The story of the Bible culminates at the cross, where the atoning work of God in Christ covers over and pays for our sins; he receives our sins, and we receive his righteousness. Well, whatever else is going on (however annoying, aggravating, downright knucklehead it might be), this is a reason par excellence to give praise to God. Our sins are gone! He has taken them! We are free!
These days, we think of spirituality in individualistic terms too often. We look at the church and think of it as a “religious institution,” not a “body of Christ.” That is, we don’t tend to think of the church in organic or body terms. We think of the church in terms of religious institutions. Obviously, any time you have more than a few people getting together, you need some sort of organizational framework. But the church, in its essence, is not just an organizational framework, in the same way that a human body is not just a skeleton of bones and sinews. For the body to function, it needs that skeletal structure, but the church is far more than committees, elders, pastors, deacons, budgets, and all the rest. It is a place where Christ dwells; the church is the body of Christ, and the church is the bride of Christ. Well, here again is a great reason to give praise to God. When we go to church, we meet not just with other Christians (true, but less than exciting), but we also meet with God (mind-blowingly nearly unbelievably astonishing).
We often think of God as an idea or a philosophy. People even talk about their philosophy of ministry, evangelism, or discipleship. They talk about their worldview. Obviously, we do need to have an approach that we take to such things (or a philosophy, you could say, I suppose). And we all, whether we know it or not, have a worldview or a way of looking/viewing the world. But this way of speaking of God and religion tends to make it all feel like it's merely a religious version of, well, philosophy and ethics. But no, how wrong that is! Our God is a God who does things.
“By awesome deeds you answer us with righteousness, O God of our salvation.” - Psalm 65:5
God steps in, acts, works out salvation and answers our prayers with awesome deeds of righteousness. What a great reason to praise God! He has not left us alone. He intervenes. He acts—and awesomely.

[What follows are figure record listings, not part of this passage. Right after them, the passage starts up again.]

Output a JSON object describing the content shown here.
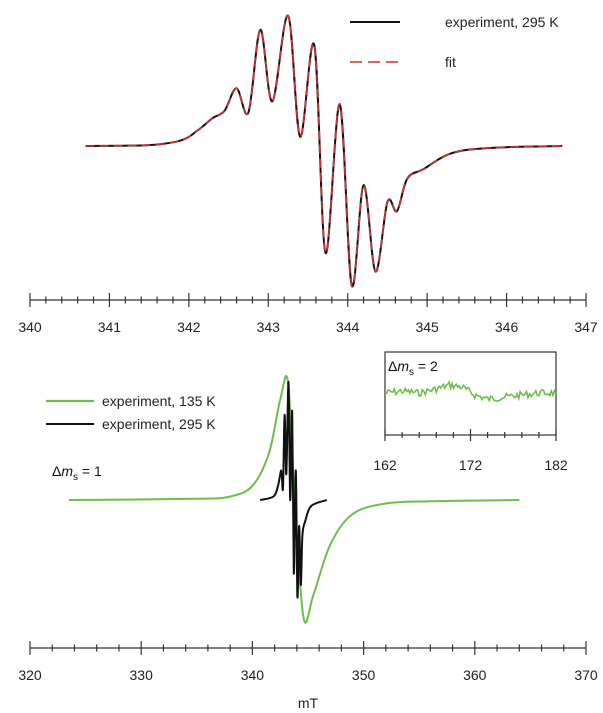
{
  "chart_data": [
    {
      "type": "line",
      "panel": "top",
      "xlim": [
        340,
        347
      ],
      "xticks": [
        "340",
        "341",
        "342",
        "343",
        "344",
        "345",
        "346",
        "347"
      ],
      "legend_position": "top-right",
      "series": [
        {
          "name": "experiment, 295 K",
          "color": "#111111",
          "x": [
            340.7,
            341.5,
            341.9,
            342.1,
            342.3,
            342.45,
            342.6,
            342.75,
            342.9,
            343.05,
            343.25,
            343.4,
            343.58,
            343.72,
            343.9,
            344.05,
            344.2,
            344.35,
            344.5,
            344.62,
            344.75,
            344.95,
            345.3,
            345.8,
            346.7
          ],
          "y": [
            0.0,
            0.01,
            0.06,
            0.16,
            0.3,
            0.38,
            0.62,
            0.36,
            1.25,
            0.48,
            1.4,
            0.1,
            1.08,
            -1.15,
            0.45,
            -1.5,
            -0.42,
            -1.35,
            -0.6,
            -0.7,
            -0.35,
            -0.25,
            -0.08,
            -0.02,
            0.0
          ]
        },
        {
          "name": "fit",
          "color": "#d32f2f",
          "dashed": true,
          "x": [
            340.7,
            341.5,
            341.9,
            342.1,
            342.3,
            342.45,
            342.6,
            342.75,
            342.9,
            343.05,
            343.25,
            343.4,
            343.58,
            343.72,
            343.9,
            344.05,
            344.2,
            344.35,
            344.5,
            344.62,
            344.75,
            344.95,
            345.3,
            345.8,
            346.7
          ],
          "y": [
            0.0,
            0.01,
            0.06,
            0.16,
            0.3,
            0.38,
            0.62,
            0.36,
            1.25,
            0.48,
            1.4,
            0.1,
            1.08,
            -1.15,
            0.45,
            -1.5,
            -0.42,
            -1.35,
            -0.6,
            -0.7,
            -0.35,
            -0.25,
            -0.08,
            -0.02,
            0.0
          ]
        }
      ]
    },
    {
      "type": "line",
      "panel": "bottom",
      "xlim": [
        320,
        370
      ],
      "xlabel": "mT",
      "xticks": [
        "320",
        "330",
        "340",
        "350",
        "360",
        "370"
      ],
      "legend_position": "top-left",
      "annotation": {
        "prefix": "Δ",
        "var": "m",
        "sub": "s",
        "suffix": " = 1"
      },
      "series": [
        {
          "name": "experiment, 135 K",
          "color": "#6cc04a",
          "x": [
            323.5,
            335,
            338,
            340,
            341.5,
            342.5,
            343.2,
            343.8,
            344.6,
            345.5,
            347,
            349,
            352,
            356,
            364
          ],
          "y": [
            0.0,
            0.01,
            0.03,
            0.12,
            0.4,
            0.85,
            1.0,
            0.0,
            -1.0,
            -0.8,
            -0.38,
            -0.12,
            -0.03,
            -0.01,
            0.0
          ]
        },
        {
          "name": "experiment, 295 K",
          "color": "#111111",
          "x": [
            340.7,
            341.9,
            342.3,
            342.6,
            342.75,
            342.9,
            343.05,
            343.25,
            343.4,
            343.58,
            343.72,
            343.9,
            344.05,
            344.2,
            344.35,
            344.5,
            344.75,
            345.3,
            346.7
          ],
          "y": [
            0.0,
            0.03,
            0.12,
            0.25,
            0.1,
            0.72,
            0.22,
            1.0,
            0.0,
            0.75,
            -0.62,
            0.25,
            -0.82,
            -0.22,
            -0.72,
            -0.3,
            -0.18,
            -0.05,
            0.0
          ]
        }
      ]
    },
    {
      "type": "line",
      "panel": "inset",
      "xlim": [
        162,
        182
      ],
      "xticks": [
        "162",
        "172",
        "182"
      ],
      "annotation": {
        "prefix": "Δ",
        "var": "m",
        "sub": "s",
        "suffix": " = 2"
      },
      "series": [
        {
          "color": "#6cc04a",
          "x": [
            162,
            164,
            166,
            168,
            169.5,
            171,
            172.5,
            174,
            176,
            178,
            180,
            182
          ],
          "y": [
            0.0,
            0.05,
            0.0,
            0.1,
            0.2,
            0.15,
            -0.05,
            -0.15,
            -0.1,
            -0.05,
            0.0,
            0.0
          ]
        }
      ]
    }
  ]
}
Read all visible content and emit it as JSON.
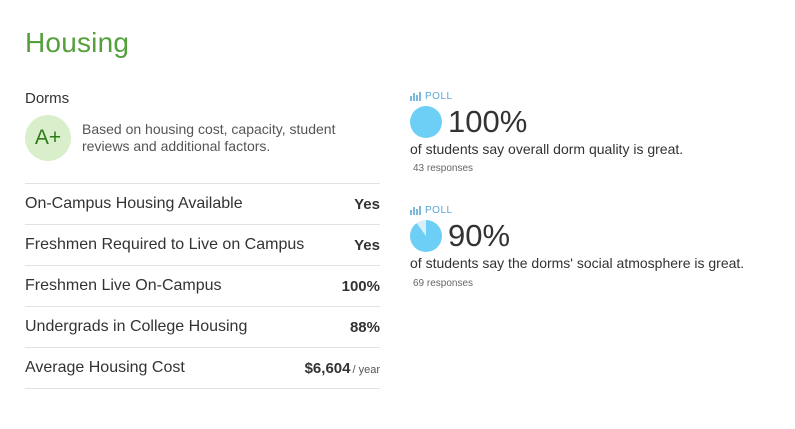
{
  "section": {
    "title": "Housing"
  },
  "dorms": {
    "label": "Dorms",
    "grade": "A+",
    "description": "Based on housing cost, capacity, student reviews and additional factors."
  },
  "facts": [
    {
      "label": "On-Campus Housing Available",
      "value": "Yes",
      "unit": ""
    },
    {
      "label": "Freshmen Required to Live on Campus",
      "value": "Yes",
      "unit": ""
    },
    {
      "label": "Freshmen Live On-Campus",
      "value": "100%",
      "unit": ""
    },
    {
      "label": "Undergrads in College Housing",
      "value": "88%",
      "unit": ""
    },
    {
      "label": "Average Housing Cost",
      "value": "$6,604",
      "unit": "/ year"
    }
  ],
  "polls": [
    {
      "tag": "POLL",
      "percent": "100%",
      "fraction": 1.0,
      "text": "of students say overall dorm quality is great.",
      "responses": "43 responses"
    },
    {
      "tag": "POLL",
      "percent": "90%",
      "fraction": 0.9,
      "text": "of students say the dorms' social atmosphere is great.",
      "responses": "69 responses"
    }
  ],
  "colors": {
    "title_green": "#55a03c",
    "grade_bg": "#d9efcb",
    "pie_fill": "#6ecff6",
    "pie_empty": "#d8eef9",
    "poll_blue": "#5aa6d6"
  },
  "icons": {
    "poll": "bar-chart-icon"
  }
}
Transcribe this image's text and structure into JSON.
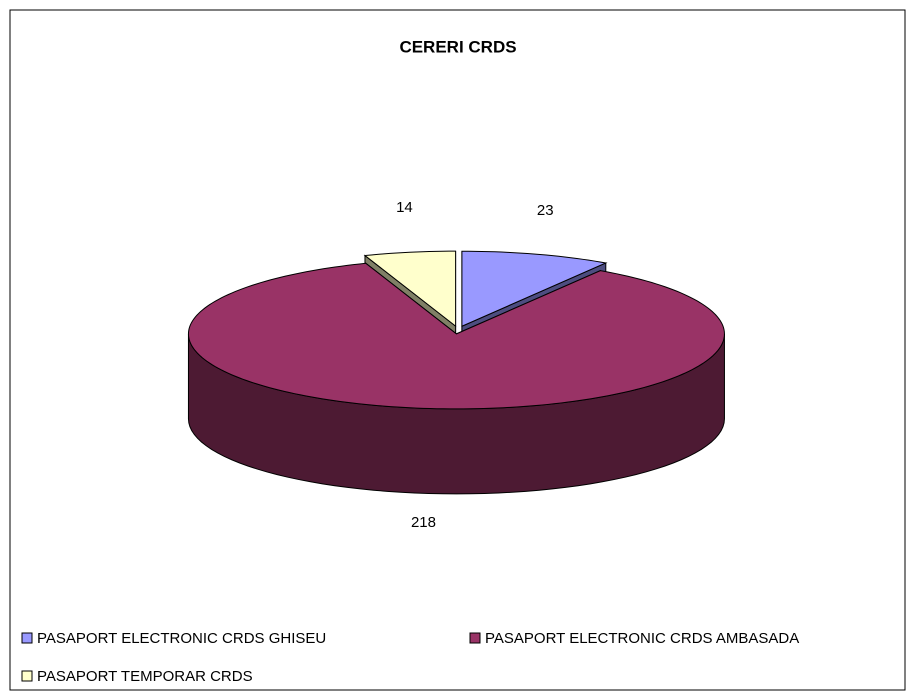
{
  "chart_data": {
    "type": "pie3d",
    "title": "CERERI CRDS",
    "categories": [
      "PASAPORT ELECTRONIC CRDS GHISEU",
      "PASAPORT ELECTRONIC CRDS AMBASADA",
      "PASAPORT TEMPORAR CRDS"
    ],
    "values": [
      23,
      218,
      14
    ],
    "colors": [
      "#9999ff",
      "#993366",
      "#ffffcc"
    ],
    "legend": "bottom"
  }
}
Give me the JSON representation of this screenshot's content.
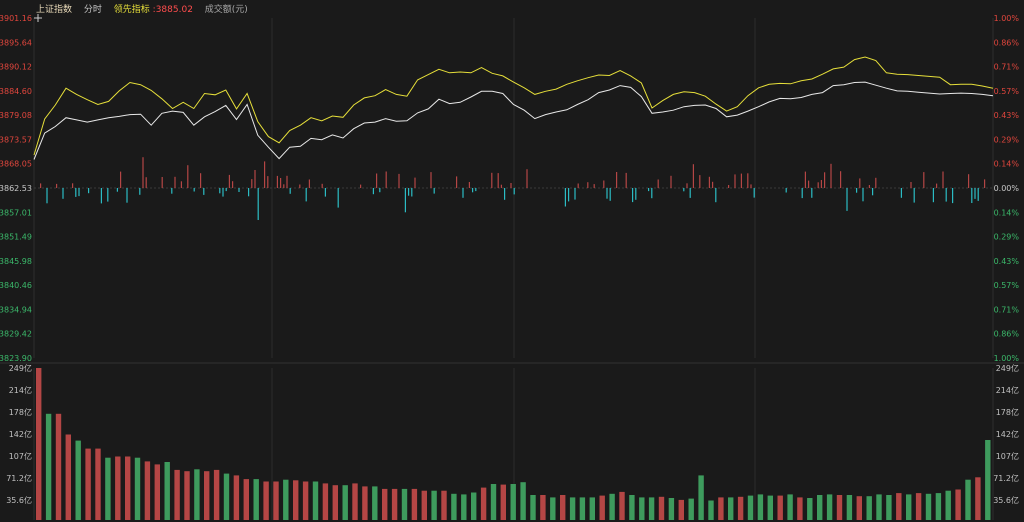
{
  "header": {
    "index_name": "上证指数",
    "mode": "分时",
    "lead_label": "领先指标",
    "lead_value": ":3885.02",
    "volume_label": "成交额(元)"
  },
  "colors": {
    "up": "#e0463d",
    "down": "#3bb86a",
    "teal": "#2bbcc4",
    "price_line": "#e8e8e8",
    "lead_line": "#e6df3a",
    "bar_red": "#b44645",
    "bar_green": "#3e9b5d"
  },
  "chart_data": [
    {
      "type": "line",
      "title": "",
      "y_left_ticks": [
        "3901.16",
        "3895.64",
        "3890.12",
        "3884.60",
        "3879.08",
        "3873.57",
        "3868.05",
        "3862.53",
        "3857.01",
        "3851.49",
        "3845.98",
        "3840.46",
        "3834.94",
        "3829.42",
        "3823.90"
      ],
      "y_right_ticks": [
        "1.00%",
        "0.86%",
        "0.71%",
        "0.57%",
        "0.43%",
        "0.29%",
        "0.14%",
        "0.00%",
        "0.14%",
        "0.29%",
        "0.43%",
        "0.57%",
        "0.71%",
        "0.86%",
        "1.00%"
      ],
      "ylim": [
        3823.9,
        3901.16
      ],
      "base_value": 3862.53,
      "series": [
        {
          "key": "price",
          "values": [
            3869.0,
            3875.0,
            3876.5,
            3878.5,
            3878.0,
            3877.5,
            3878.0,
            3878.5,
            3878.8,
            3879.2,
            3879.3,
            3876.8,
            3879.5,
            3880.0,
            3879.7,
            3876.8,
            3878.7,
            3879.9,
            3881.3,
            3878.1,
            3881.5,
            3874.5,
            3871.8,
            3869.2,
            3871.8,
            3872.0,
            3873.8,
            3873.5,
            3874.6,
            3873.9,
            3876.0,
            3877.3,
            3877.5,
            3878.3,
            3877.7,
            3877.8,
            3879.6,
            3880.5,
            3882.7,
            3881.7,
            3882.0,
            3883.2,
            3884.5,
            3884.5,
            3884.0,
            3881.5,
            3880.2,
            3878.3,
            3879.2,
            3879.8,
            3880.3,
            3881.5,
            3882.6,
            3884.2,
            3884.8,
            3885.8,
            3885.4,
            3883.3,
            3879.5,
            3879.8,
            3880.2,
            3881.0,
            3881.3,
            3881.4,
            3880.6,
            3878.7,
            3879.1,
            3880.0,
            3881.0,
            3882.1,
            3882.9,
            3882.8,
            3883.1,
            3883.8,
            3884.2,
            3885.8,
            3886.0,
            3886.5,
            3886.6,
            3885.9,
            3885.2,
            3884.6,
            3884.5,
            3884.3,
            3884.1,
            3883.9,
            3884.0,
            3884.1,
            3884.0,
            3883.8,
            3883.5
          ]
        }
      ]
    },
    {
      "type": "bar",
      "title": "",
      "y_left_ticks": [
        "249亿",
        "214亿",
        "178亿",
        "142亿",
        "107亿",
        "71.2亿",
        "35.6亿"
      ],
      "y_right_ticks": [
        "249亿",
        "214亿",
        "178亿",
        "142亿",
        "107亿",
        "71.2亿",
        "35.6亿"
      ],
      "ylim": [
        0,
        249
      ],
      "unit": "亿",
      "series": [
        {
          "key": "amount",
          "values": [
            249,
            174,
            174,
            140,
            130,
            117,
            117,
            102,
            104,
            104,
            102,
            96,
            91,
            95,
            82,
            80,
            83,
            80,
            82,
            76,
            73,
            67,
            67,
            63,
            63,
            66,
            65,
            63,
            63,
            60,
            57,
            57,
            60,
            55,
            55,
            51,
            51,
            51,
            51,
            48,
            48,
            48,
            43,
            42,
            45,
            53,
            59,
            58,
            59,
            62,
            41,
            41,
            37,
            41,
            37,
            37,
            37,
            40,
            43,
            46,
            41,
            37,
            37,
            38,
            36,
            33,
            35,
            73,
            32,
            37,
            37,
            38,
            40,
            42,
            40,
            40,
            42,
            37,
            36,
            41,
            42,
            41,
            41,
            39,
            39,
            42,
            41,
            44,
            42,
            44,
            43,
            44,
            48,
            50,
            66,
            70,
            131
          ]
        }
      ]
    }
  ],
  "lead_series": [
    3870.0,
    3878.2,
    3881.4,
    3885.2,
    3883.8,
    3882.6,
    3881.5,
    3882.2,
    3884.6,
    3886.5,
    3886.0,
    3884.7,
    3882.8,
    3880.6,
    3882.0,
    3880.6,
    3884.0,
    3883.7,
    3884.8,
    3880.5,
    3884.0,
    3877.6,
    3874.2,
    3872.8,
    3875.6,
    3876.8,
    3878.5,
    3877.8,
    3878.9,
    3878.6,
    3881.4,
    3883.0,
    3883.5,
    3884.9,
    3883.8,
    3883.4,
    3887.1,
    3888.3,
    3889.5,
    3888.7,
    3888.9,
    3888.7,
    3889.9,
    3888.6,
    3888.0,
    3886.6,
    3885.3,
    3883.8,
    3884.5,
    3885.0,
    3886.1,
    3886.9,
    3887.6,
    3888.2,
    3888.1,
    3889.2,
    3888.0,
    3886.4,
    3880.7,
    3882.4,
    3883.8,
    3884.4,
    3884.2,
    3883.4,
    3881.6,
    3880.0,
    3881.0,
    3883.5,
    3885.3,
    3886.1,
    3886.3,
    3886.2,
    3886.9,
    3887.3,
    3888.4,
    3889.6,
    3890.0,
    3891.7,
    3892.3,
    3891.5,
    3888.7,
    3888.4,
    3888.3,
    3888.1,
    3887.9,
    3887.7,
    3886.0,
    3886.1,
    3886.1,
    3885.7,
    3885.2
  ]
}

With all the talk about the environment, rising sea levels, the weather, climate change, and all that—without getting sidetracked into the controversy about all of that—it’s easy to look at the natural world around us as sparse and lacking and come at it all with a scarcity mentality. Of course, there are people in our world who have less than others, and Christians are to love their neighbors with enough mercy and justice so that those who have less are helped and enabled to provide for themselves. But the big picture, the ‘by and large truth,’ is that the world is a bounteous place with massive riches and resources if man did not squander it. As Psalm 65 verse 9 puts it,
“You visit the earth and water it; you greatly enrich it; the river of God is full of water; you provide their grain, for so you have prepared it.”
Or again, in verse 11,
“You crown the year with bounty; your wagon tracks overflow with abundance.”
Here then, is a seasonal reason to give thanks and praise God: the regular rotation of sowing and harvest, the food we eat (which so often those of us who are not farmers rarely give any thought to the wonder that is the food that we eat), the more than enough that many people seasonally consume, the “bounty” – all that is to lift our eyes, lift our hearts, lift our voices, in praise to the God to whom praise is due!